After years of heavy losses and regulatory conflicts, Norway’s large telecoms firm Telenor has finally pulled the plug on its operations in India. Its deal to sell long-troubled Telenor India to Bharti Airtel, at a stunning loss of NOK 25 million, was “the best we could manage,” claimed Telenor’s embattled chief executive Sigve Brekke.
“Of course we hoped we could do better,” Brekke told newspaper Dagens Næringsliv (DN) on the phone from New Delhi after Telenor announced the sale Thursday morning following months of speculation. “We were only certain this deal would come together this morning, even though we’ve been in talks for a while.”

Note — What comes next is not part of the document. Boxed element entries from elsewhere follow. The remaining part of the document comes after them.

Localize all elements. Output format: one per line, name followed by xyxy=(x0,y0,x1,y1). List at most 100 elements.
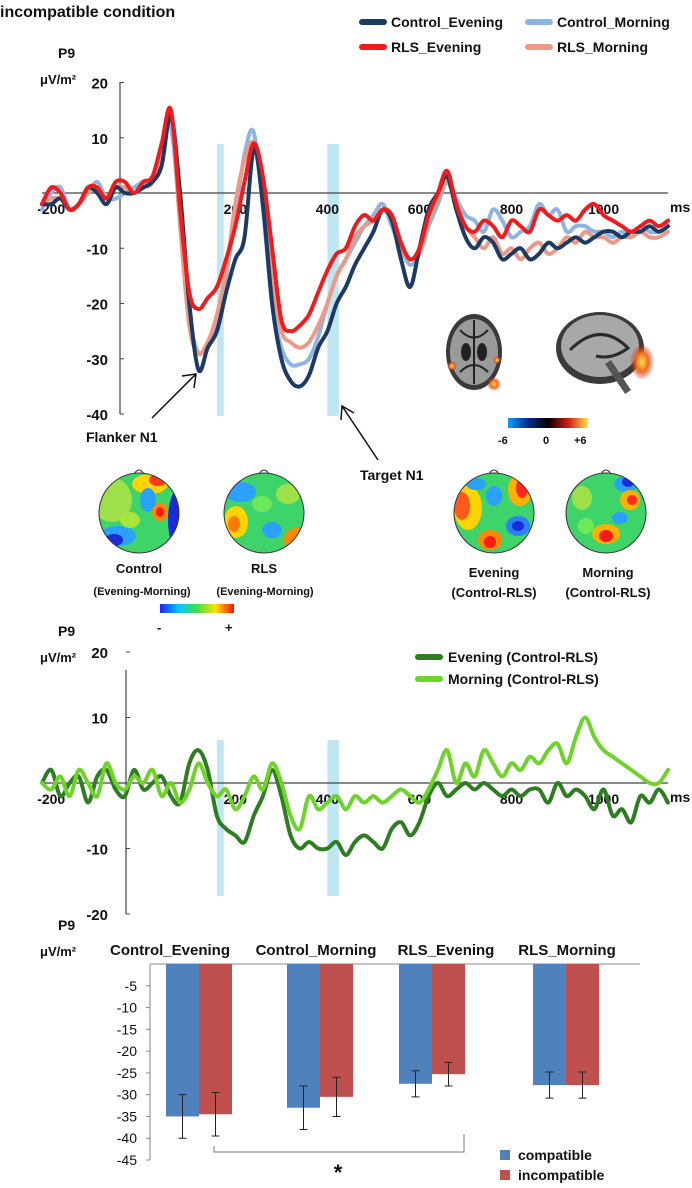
source-brain-sagittal xyxy=(556,312,654,394)
chart1-xlabel: ms xyxy=(670,199,690,215)
target-n1-arrow xyxy=(341,405,379,461)
legend-item-incompatible: incompatible xyxy=(500,1167,605,1183)
topomap-rls-line1: RLS xyxy=(251,561,277,576)
topomap-colorbar: - + xyxy=(157,604,234,635)
brain-axial-activation xyxy=(487,377,501,391)
y-tick-label: -20 xyxy=(117,1043,137,1059)
topomap-evening-line2: (Control-RLS) xyxy=(451,585,536,600)
category-label-rls-evening: RLS_Evening xyxy=(398,942,495,959)
error-bar-rls-morning-incompatible xyxy=(578,1071,587,1099)
topomap-control-line1: Control xyxy=(116,561,162,576)
topomaps: Control (Evening-Morning) RLS (Evening-M… xyxy=(93,469,651,635)
figure-title: incompatible condition xyxy=(0,4,175,21)
legend-label-morning-diff: Morning (Control-RLS) xyxy=(448,671,599,687)
error-bar-control-morning-incompatible xyxy=(332,1076,341,1117)
y-tick-label: -30 xyxy=(117,1087,137,1103)
flanker-n1-label: Flanker N1 xyxy=(86,429,158,445)
source-colorbar-mid: 0 xyxy=(543,435,549,447)
flanker-n1-annotation: Flanker N1 xyxy=(86,373,197,445)
chart-erp-conditions: P9 μV/m² 20 10 -10 -20 -30 -40 -200 200 400 600 8… xyxy=(37,14,690,483)
significance-bracket-line xyxy=(213,1134,465,1153)
category-label-rls-morning: RLS_Morning xyxy=(518,942,616,959)
significance-star: * xyxy=(334,1160,343,1185)
x-tick-label: 600 xyxy=(408,201,432,217)
y-tick-label: -35 xyxy=(117,1108,137,1124)
topomap-evening-outline xyxy=(453,472,535,554)
bar-control-morning-compatible xyxy=(287,964,320,1108)
chart1-ylabel: μV/m² xyxy=(40,72,77,87)
bar-rls-evening-compatible xyxy=(399,964,432,1084)
y-tick-label: -10 xyxy=(117,1000,137,1016)
y-tick-label: -40 xyxy=(86,407,108,424)
error-bar-control-evening-incompatible xyxy=(211,1091,220,1137)
error-bar-rls-evening-compatible xyxy=(411,1070,420,1098)
series-line-evening-control-rls xyxy=(40,748,670,857)
topomap-morning: Morning (Control-RLS) xyxy=(565,469,651,600)
chart2-y-ticks: 20 10 -10 -20 xyxy=(86,645,130,924)
analysis-window-2 xyxy=(327,740,339,896)
flanker-n1-arrowhead xyxy=(181,373,197,389)
y-tick-label: -10 xyxy=(86,241,108,258)
category-label-control-morning: Control_Morning xyxy=(256,942,377,959)
legend-label-rls-evening: RLS_Evening xyxy=(391,39,481,55)
topomap-colorbar-min: - xyxy=(157,620,161,635)
chart1-analysis-windows xyxy=(216,144,339,416)
chart3-bars xyxy=(166,964,599,1139)
legend-item-rls-evening: RLS_Evening xyxy=(359,39,481,55)
x-tick-label: 1000 xyxy=(588,791,619,807)
topomap-rls: RLS (Evening-Morning) xyxy=(216,469,314,598)
target-n1-label: Target N1 xyxy=(360,467,424,483)
chart3-y-ticks: -5 -10 -15 -20 -25 -30 -35 -40 -45 xyxy=(117,978,150,1168)
legend-item-compatible: compatible xyxy=(500,1147,592,1163)
target-n1-annotation: Target N1 xyxy=(340,404,424,483)
significance-bracket: * xyxy=(213,1134,465,1185)
chart3-ylabel: μV/m² xyxy=(40,944,77,959)
legend-label-evening-diff: Evening (Control-RLS) xyxy=(448,649,598,665)
error-bar-rls-evening-incompatible xyxy=(444,1061,453,1087)
legend-item-control-evening: Control_Evening xyxy=(359,14,503,30)
chart3-category-labels: Control_Evening Control_Morning RLS_Evenin… xyxy=(110,942,616,959)
bar-control-evening-incompatible xyxy=(199,964,232,1115)
topomap-morning-line1: Morning xyxy=(582,565,633,580)
target-n1-arrowhead xyxy=(340,404,355,421)
topomap-colorbar-gradient xyxy=(160,604,234,613)
category-label-control-evening: Control_Evening xyxy=(110,942,230,959)
y-tick-label: 10 xyxy=(91,711,108,728)
y-tick-label: -30 xyxy=(86,352,108,369)
legend-label-control-morning: Control_Morning xyxy=(557,14,670,30)
legend-swatch-incompatible xyxy=(500,1170,510,1180)
y-tick-label: -15 xyxy=(117,1021,137,1037)
topomap-morning-outline xyxy=(565,472,647,554)
legend-label-compatible: compatible xyxy=(518,1147,592,1163)
legend-label-incompatible: incompatible xyxy=(518,1167,605,1183)
chart2-series xyxy=(40,715,670,857)
chart1-x-ticks: -200 200 400 600 800 1000 xyxy=(37,201,619,217)
y-tick-label: -20 xyxy=(86,297,108,314)
bar-rls-evening-incompatible xyxy=(432,964,465,1075)
bar-control-morning-incompatible xyxy=(320,964,353,1097)
y-tick-label: 10 xyxy=(91,131,108,148)
y-tick-label: -45 xyxy=(117,1152,137,1168)
y-tick-label: -5 xyxy=(125,978,138,994)
chart-bar-amplitudes: P9 μV/m² Control_Evening Control_Morning R… xyxy=(40,917,640,1185)
chart2-xlabel: ms xyxy=(670,789,690,805)
legend-item-control-morning: Control_Morning xyxy=(525,14,670,30)
series-line-morning-control-rls xyxy=(40,715,670,832)
bar-control-evening-compatible xyxy=(166,964,199,1117)
error-bar-control-evening-compatible xyxy=(178,1094,187,1139)
source-colorbar: -6 0 +6 xyxy=(498,418,588,447)
error-bar-rls-morning-compatible xyxy=(545,1071,554,1099)
topomap-evening: Evening (Control-RLS) xyxy=(451,469,537,600)
y-tick-label: 20 xyxy=(91,645,108,662)
series-line-control-evening xyxy=(40,113,670,389)
topomap-evening-line1: Evening xyxy=(469,565,520,580)
chart1-channel-label: P9 xyxy=(58,45,75,61)
source-colorbar-min: -6 xyxy=(498,435,508,447)
topomap-rls-line2: (Evening-Morning) xyxy=(216,586,313,598)
bar-rls-morning-compatible xyxy=(533,964,566,1086)
chart2-analysis-windows xyxy=(216,740,339,896)
topomap-colorbar-max: + xyxy=(225,620,233,635)
bar-rls-morning-incompatible xyxy=(566,964,599,1086)
y-tick-label: 20 xyxy=(91,76,108,93)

Under terms of the deal, Airtel will take over Telenor’s licenses, mobile frequencies, operations, employees and 44 million customers, with no payment to Telenor. “But they also take over the obligations we have here,” Brekke told Norwegian Broadcasting (NRK), at no charge. That’s worth something to Telenor, which now seems most keen to cut its losses and run.
Latest crisis for Brekke
Brekke was the top Telenor executive who led the company’s ill-fated expansion into India and headed its Indian and Asian operations before becoming Telenor’s CEO last year. Since then he’s battled a string of problems at Telenor, from the fallout over its corruption-tainted VimpelCom unit to a lack of confidence from new leader of Telenor’s board and more in between. The problems in India, though, have been perhaps the biggest blemish on his record, and the most expensive.
Brekke candidly admitted to Norwegian media that the losses have since piled up to an estimated NOK 25 billion (USD 3 billion), when taking into account both Telenor’s investment in India and operations. Telenor had been duly warned against the venture by both shareholders and analysts, but forged ahead anyway.
Brekke defends himself and the company by claiming that it’s easy to see the problems in hindsight and that Telenor wound up with “three things against us that we couldn’t see in advance.” They included competition that “showed itself to be much tougher and much more brutal that we had expected.” Average earnings per customer fell dramatically, while the regulatory framework “also became demanding,” Brekke told DN. So demanding that Norwegian government ministers got directly involved and Telenor’s excursion into India became a national political issue.
‘Not sustainable’ but ‘learned a lot’
The regulatory challenges involved Telenor’s so-called “spectrum” in India that’s critical for telecom firms’ coverage and capacity in a mobile phone network. It and the licenses needed also became much more expensive. Brekke himself was in charge when Telenor lost licenses to operate its mobile operation in the winter of 2012, after a high court decision. Since taking over as CEO, Brekke stated clearly that a “sustainable solution” had to be found for Telenor’s Indian operation, and that resulted in the sale to AirTel.
“We saw a year-and-a-half ago that the model we had in India was not sustainable in the long term,” Brekke told DN, which has followed Telenor closely for years.
Asked how it feels to lose around NOK 25 billion in India, Brekke said that “of course we hoped it would go better. At the same time we take with us the positive things we have learned in India. Much of the success we’ve had in Myanmar is tied to what we learned in India.”
He said it was “no easy decision” to sell off at such a loss, but called it a “financially rational decision.” He also claimed on social media that the sale is “in the best interests of customers, employees and Telenor.”
It appeared to also be in the best interests of shareholders, based on trading of Telenor shares on Thursday. Telenor’s shares had jumped last month, from around NOK 129 to 135 on reports in India’s Economic Times that Telenor was close to a deal with Bharti Airtel. On Thursday, shares remained stable at NOK 135.80 at midday.